子供のためのルーブル美術館(42)誰の足?誰の手?/偉人たちが大好きな人はだれ・アングル
ルーブル美術館の天井にかざる絵
アングルは、古代の昔から偉人たちに尊敬され愛されてきた詩人ホメロスの絵を描きました。
ホメロスは、今から3000年前、イリアス・オデュッセイアという有名なお話を作った人です。
アングルの描いたホメロスの絵には、むかしむかしの古代ギリシアや古代ローマの偉人たち、そして名前を聞いたことがあるような有名な人たちも勢ぞろいしました。
真ん中に座っているホメロス。
ホメロスのお話の登場人物も赤と緑の服を着てホメロスの下に座っています。
古代の偉人たちは階段の上の方に。
そして、ダンテ、モリエール、モーツァルトや画家のプッサンたちは、下の階段にいます。
でも、アングルは、古代の人ではない画家のラファエロとミケランジェロを、階段上に描きました。

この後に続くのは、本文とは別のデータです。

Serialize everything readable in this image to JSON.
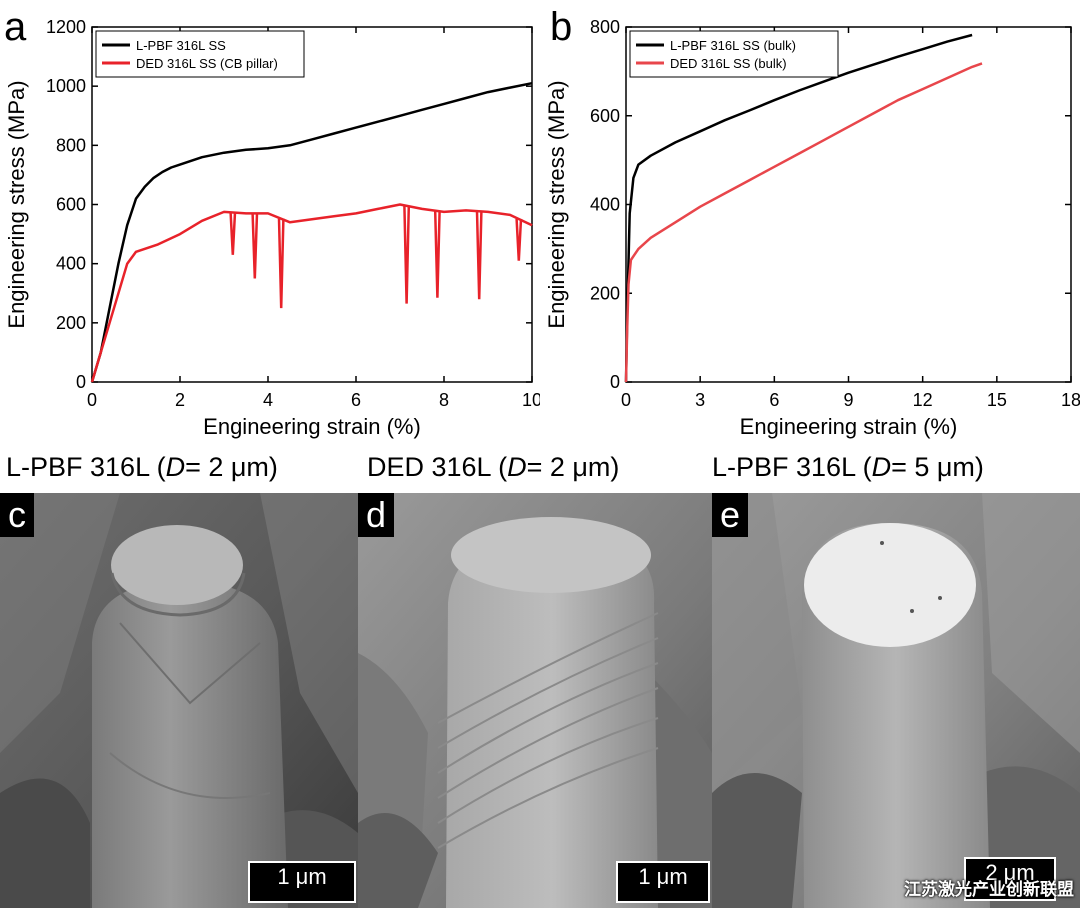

そのふたりは古代の偉人の仲間になるくらい素晴らしい画家だったからです。
アングルが描く美しい線、すきとおるような新鮮な色は、まるでフレスコ画のように見えます。
どの人も本物そっくりの顔で、みんな今にも動き出しそう!
アングルは、細かいところまで丁寧に描くために100枚ものデッサンを描きました。
ホメロスの足のデッサン。
この肖像画はラファエロ、そして手のデッサンもいっぱいあります。誰の手かな?
こうしてできあがった絵は、ルーブル美術館のシャルル10世の間の天井に飾られたのでした。

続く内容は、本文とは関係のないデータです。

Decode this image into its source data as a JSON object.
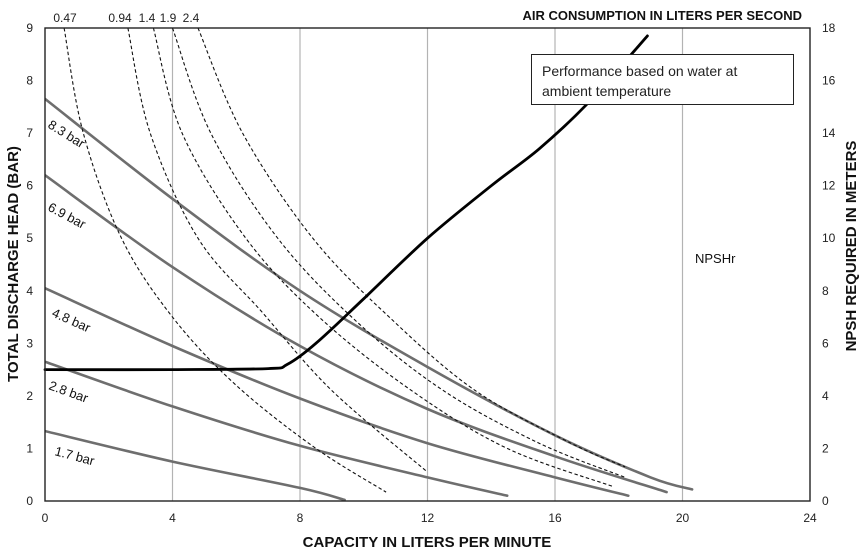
{
  "chart_data": {
    "type": "line",
    "title": "AIR CONSUMPTION IN LITERS PER SECOND",
    "xlabel": "CAPACITY IN LITERS PER MINUTE",
    "ylabel": "TOTAL DISCHARGE HEAD (BAR)",
    "y2label": "NPSH REQUIRED IN METERS",
    "xlim": [
      0,
      24
    ],
    "ylim": [
      0,
      9
    ],
    "y2lim": [
      0,
      18
    ],
    "x_ticks": [
      "0",
      "4",
      "8",
      "12",
      "16",
      "20",
      "24"
    ],
    "y_ticks": [
      "0",
      "1",
      "2",
      "3",
      "4",
      "5",
      "6",
      "7",
      "8",
      "9"
    ],
    "y2_ticks": [
      "0",
      "2",
      "4",
      "6",
      "8",
      "10",
      "12",
      "14",
      "16",
      "18"
    ],
    "grid": true,
    "note": "Performance based on water at ambient temperature",
    "pressure_curves": [
      {
        "name": "8.3 bar",
        "points": [
          [
            0,
            7.65
          ],
          [
            4,
            5.75
          ],
          [
            8,
            4.0
          ],
          [
            12,
            2.55
          ],
          [
            16,
            1.25
          ],
          [
            19,
            0.45
          ],
          [
            20.3,
            0.22
          ]
        ]
      },
      {
        "name": "6.9 bar",
        "points": [
          [
            0,
            6.2
          ],
          [
            4,
            4.45
          ],
          [
            8,
            2.95
          ],
          [
            12,
            1.75
          ],
          [
            16,
            0.85
          ],
          [
            19.5,
            0.17
          ]
        ]
      },
      {
        "name": "4.8 bar",
        "points": [
          [
            0,
            4.05
          ],
          [
            4,
            2.95
          ],
          [
            8,
            1.95
          ],
          [
            12,
            1.1
          ],
          [
            16,
            0.45
          ],
          [
            18.3,
            0.1
          ]
        ]
      },
      {
        "name": "2.8 bar",
        "points": [
          [
            0,
            2.65
          ],
          [
            4,
            1.8
          ],
          [
            8,
            1.05
          ],
          [
            12,
            0.45
          ],
          [
            14.5,
            0.1
          ]
        ]
      },
      {
        "name": "1.7 bar",
        "points": [
          [
            0,
            1.33
          ],
          [
            4,
            0.75
          ],
          [
            8,
            0.25
          ],
          [
            9.4,
            0.02
          ]
        ]
      }
    ],
    "air_curves": [
      {
        "name": "0.47",
        "points": [
          [
            0.6,
            9.0
          ],
          [
            1.2,
            7.0
          ],
          [
            2.4,
            5.0
          ],
          [
            4.0,
            3.5
          ],
          [
            6.0,
            2.2
          ],
          [
            8.5,
            1.0
          ],
          [
            10.7,
            0.17
          ]
        ]
      },
      {
        "name": "0.94",
        "points": [
          [
            2.6,
            9.0
          ],
          [
            3.3,
            7.0
          ],
          [
            4.8,
            5.0
          ],
          [
            6.8,
            3.6
          ],
          [
            9.0,
            2.1
          ],
          [
            12.0,
            0.55
          ]
        ]
      },
      {
        "name": "1.4",
        "points": [
          [
            3.4,
            9.0
          ],
          [
            4.3,
            7.0
          ],
          [
            6.3,
            5.0
          ],
          [
            8.6,
            3.5
          ],
          [
            11.5,
            2.1
          ],
          [
            14.5,
            1.0
          ],
          [
            17.8,
            0.28
          ]
        ]
      },
      {
        "name": "1.9",
        "points": [
          [
            4.0,
            9.0
          ],
          [
            5.2,
            7.0
          ],
          [
            7.3,
            5.0
          ],
          [
            9.8,
            3.4
          ],
          [
            12.5,
            2.1
          ],
          [
            15.5,
            1.1
          ],
          [
            18.2,
            0.45
          ]
        ]
      },
      {
        "name": "2.4",
        "points": [
          [
            4.8,
            9.0
          ],
          [
            6.2,
            7.0
          ],
          [
            8.4,
            5.0
          ],
          [
            10.8,
            3.5
          ],
          [
            13.5,
            2.1
          ],
          [
            16.5,
            1.1
          ],
          [
            18.2,
            0.65
          ]
        ]
      }
    ],
    "npshr": {
      "name": "NPSHr",
      "points": [
        [
          0,
          2.5
        ],
        [
          4,
          2.5
        ],
        [
          7,
          2.52
        ],
        [
          7.6,
          2.6
        ],
        [
          8.5,
          3.0
        ],
        [
          10,
          3.85
        ],
        [
          12,
          5.0
        ],
        [
          14,
          6.0
        ],
        [
          15.5,
          6.7
        ],
        [
          17,
          7.55
        ],
        [
          18.9,
          8.85
        ]
      ]
    }
  }
}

Jean-Auguste-Dominique INGRES
Homère déifié 1826-1827
アングル
ホメロスの神格化 1826
(天井画は1855年にバルゼ兄弟による模写に置き換えられ作品は絵画部門に展示)
Jean-Auguste-Dominique INGRES
Étude pour L'apothéose d'Homère (1827, Louvre) : les pieds d'Homère. 1826-1827.
ドミニク・アングル
ホメロスの神格化(1827年、ルーヴル美術館)のための習作:ホメロスの足。
Jean-Auguste-Dominique INGRES
Études pour L'apothéose d'Homère (1827, Louvre): profil et mains de Raphaël, mains d'Apelle, de Racine et de Poussin.

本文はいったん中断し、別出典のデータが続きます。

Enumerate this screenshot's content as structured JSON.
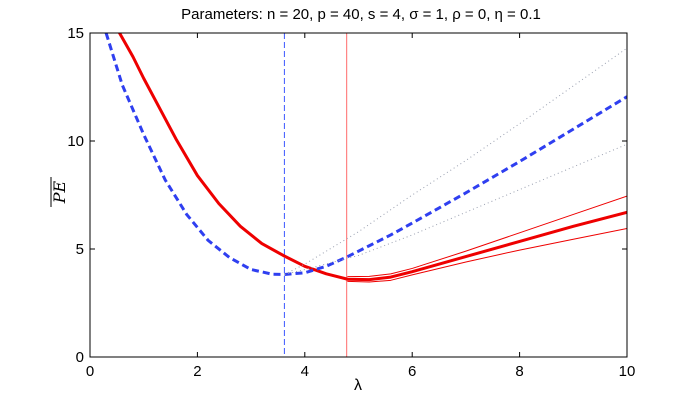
{
  "chart_data": {
    "type": "line",
    "title": "Parameters: n = 20, p = 40, s = 4, σ = 1, ρ = 0, η = 0.1",
    "xlabel": "λ",
    "ylabel": "PE",
    "xlim": [
      0,
      10
    ],
    "ylim": [
      0,
      15
    ],
    "xticks": [
      "0",
      "2",
      "4",
      "6",
      "8",
      "10"
    ],
    "yticks": [
      "0",
      "5",
      "10",
      "15"
    ],
    "grid": false,
    "legend": "none",
    "vlines": [
      {
        "x": 3.62,
        "color": "#3b57ff",
        "style": "dashed"
      },
      {
        "x": 4.78,
        "color": "#ff6a6a",
        "style": "solid"
      }
    ],
    "series": [
      {
        "style": "solid-thick",
        "color": "#ee0000",
        "x": [
          0.55,
          0.8,
          1.0,
          1.3,
          1.6,
          2.0,
          2.4,
          2.8,
          3.2,
          3.6,
          4.0,
          4.4,
          4.8,
          5.2,
          5.6,
          6.0,
          7.0,
          8.0,
          9.0,
          10.0
        ],
        "y": [
          15.0,
          13.9,
          12.9,
          11.5,
          10.1,
          8.4,
          7.1,
          6.05,
          5.25,
          4.7,
          4.2,
          3.85,
          3.6,
          3.58,
          3.7,
          3.95,
          4.65,
          5.35,
          6.05,
          6.7
        ]
      },
      {
        "style": "solid-thin",
        "color": "#ee0000",
        "x": [
          4.8,
          5.2,
          5.6,
          6.0,
          7.0,
          8.0,
          9.0,
          10.0
        ],
        "y": [
          3.72,
          3.73,
          3.85,
          4.1,
          4.9,
          5.75,
          6.6,
          7.45
        ]
      },
      {
        "style": "solid-thin",
        "color": "#ee0000",
        "x": [
          4.8,
          5.2,
          5.6,
          6.0,
          7.0,
          8.0,
          9.0,
          10.0
        ],
        "y": [
          3.5,
          3.47,
          3.55,
          3.8,
          4.4,
          4.95,
          5.45,
          5.95
        ]
      },
      {
        "style": "dashed-thick",
        "color": "#2f3ff0",
        "x": [
          0.3,
          0.6,
          1.0,
          1.4,
          1.8,
          2.2,
          2.6,
          3.0,
          3.4,
          3.62,
          4.0,
          4.4,
          4.8,
          5.2,
          5.6,
          6.0,
          7.0,
          8.0,
          9.0,
          10.0
        ],
        "y": [
          15.0,
          12.6,
          10.3,
          8.2,
          6.6,
          5.4,
          4.6,
          4.05,
          3.83,
          3.82,
          3.9,
          4.2,
          4.65,
          5.15,
          5.65,
          6.2,
          7.6,
          9.05,
          10.55,
          12.05
        ]
      },
      {
        "style": "dotted-thin",
        "color": "#9aa0b0",
        "x": [
          3.62,
          4.0,
          5.0,
          6.0,
          7.0,
          8.0,
          9.0,
          10.0
        ],
        "y": [
          3.82,
          4.3,
          5.8,
          7.5,
          9.1,
          10.8,
          12.55,
          14.3
        ]
      },
      {
        "style": "dotted-thin",
        "color": "#9aa0b0",
        "x": [
          3.62,
          4.0,
          5.0,
          6.0,
          7.0,
          8.0,
          9.0,
          10.0
        ],
        "y": [
          3.82,
          4.05,
          4.7,
          5.65,
          6.7,
          7.75,
          8.8,
          9.85
        ]
      }
    ]
  }
}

ラファエルの横顔と手、アペル、ラシーヌ、プッサンの手
参考 Jean-Auguste-Dominique INGRES
Études pour L'apothéose d'Homère (1827, Louvre) : mains de Virgile, Corneille, Euripide et Shakespeare. 1826-1827.
お読みいただきありがとうございました。
アングルは、このラファエロのフレスコ画『アテナイの学堂』に匹敵する作品を目指しました。
フランス絵画の歴史でアングルは、ライバルのドラクロワと両翼をなす重要な画家ですが、ラファエロを敬愛する古典主義的な絵を描きました。
時代を超えて多くの偉人たちに愛されたホメロスの物語、お子様から大人まで楽しめるジュニア本だそうです。
パリは肌寒い日が続きます。日本はお暑いですよね、どうぞ皆様お大事に残りのお休みをお過ごしください。
こちらは静かなパラリンピックを迎えようとしています。また気球が上がります。